As British Prime Minister Keir Starmer faces calls to resign for his appointment of Epstein-tied Peter Mandelson as ambassador to the United States, one is struck by the sudden instability of British governments. In the 28 years between 1979 and 2007, Britain had only three prime ministers, while in the 19 years since 2007, it has had seven, and may soon have eight. Only one of those, David Cameron, carried his party to a reelection victory, and he resigned a year after being beaten in the Brexit referendum.

It’s not just leaders who have stumbled. Even historically long-lasting parties have. Britain’s Conservatives, who, since the party’s founding in 1846, 180 years ago, have been the most electorally successful party anywhere, are polling at 19% today. So is the Labour Party, founded in 1900 and Britain’s second party since 1923, 103 years ago.

Similarly, elsewhere in Europe, France’s historic socialist, communist and Gaullist parties have more or less disappeared, and the National Rally, dismissed as unthinkable, to the point that the judicial establishment disqualified it from the ballot, still leads the polls under its 30-year-old successor.

Germany’s Social Democrats, founded in the 1880s, were swept in and promptly swept out of office, while the Christian Democrats, the descendants of the anti-Nazi Catholic Center party, have barely been holding their own against the oft-denounced AfD.

Italy’s dominant asymmetric duo, for two generations after World War II, the Christian Democrats and the Communists, fell on bad times in the 1990s, with the fading of belief in their founding faiths, Catholicism and communism.

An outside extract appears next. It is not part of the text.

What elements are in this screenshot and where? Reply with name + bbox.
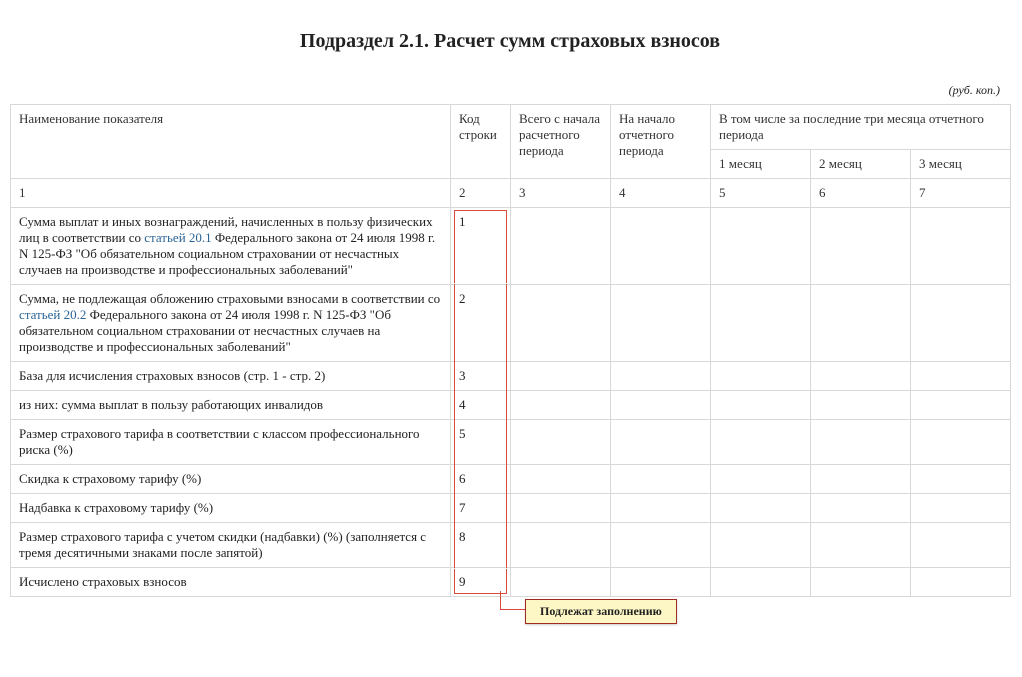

Dominant since then have been media millionaire Silvio Berlusconi, the Five Star Movement party, founded by a comedian, and the current prime minister, Giorgia Meloni, whose party’s roots were once dismissed as neo-fascist.

In the volatile years after what was then called the Great War, communists took over Russia in 1917 through 1920, fascists took over Italy in 1922 through 1924, and Nazis took over Germany in 1933 through 1934. No one could be sure that a similar upheaval would not succeed in France, Britain or America.

Before that war, American presidents opposed restrictions on immigration, confident that assimilation efforts, such as big-city public schools and Henry Ford’s English-language classes, would Americanize the Ellis Island generation of 1892-1914. Fears of revolution and the wartime capacity to control people’s movements led to bipartisan majorities for the 1924 law that cut off immigration from eastern and southern Europe.

Now, a century later, immigration is the problem that, more than anything else, is threatening the hold of longstanding political parties.

Whether Starmer survives politically is unclear, but it is clear that the Labour Party, like the Conservatives before it, is in perhaps terminal trouble. Conservatives won 44% of the popular vote in 2019, and 365 seats (out of 650) in the House of Commons in December 2019; Labour, with only 33% of the popular vote, won 411 seats in July 2024.

Despite some campaign rhetoric, neither party staunched the flow of immigrants, and neither has visibly changed government bureaucracies’ bias against those who protest it. Unsurprisingly, both are now polling below 20%, well behind Nigel Farage’s Reform UK, founded in 2018.

The situation in America, and concerning its parties, is less drastic.

Trump has demonstrated that under current legislation, border enforcement, which most Americans support, can work, and his second-term use of Immigration and Customs Enforcement has shown that hundreds of thousands of illegal immigrants can be deported, and that even more may be incentivized to self-deport.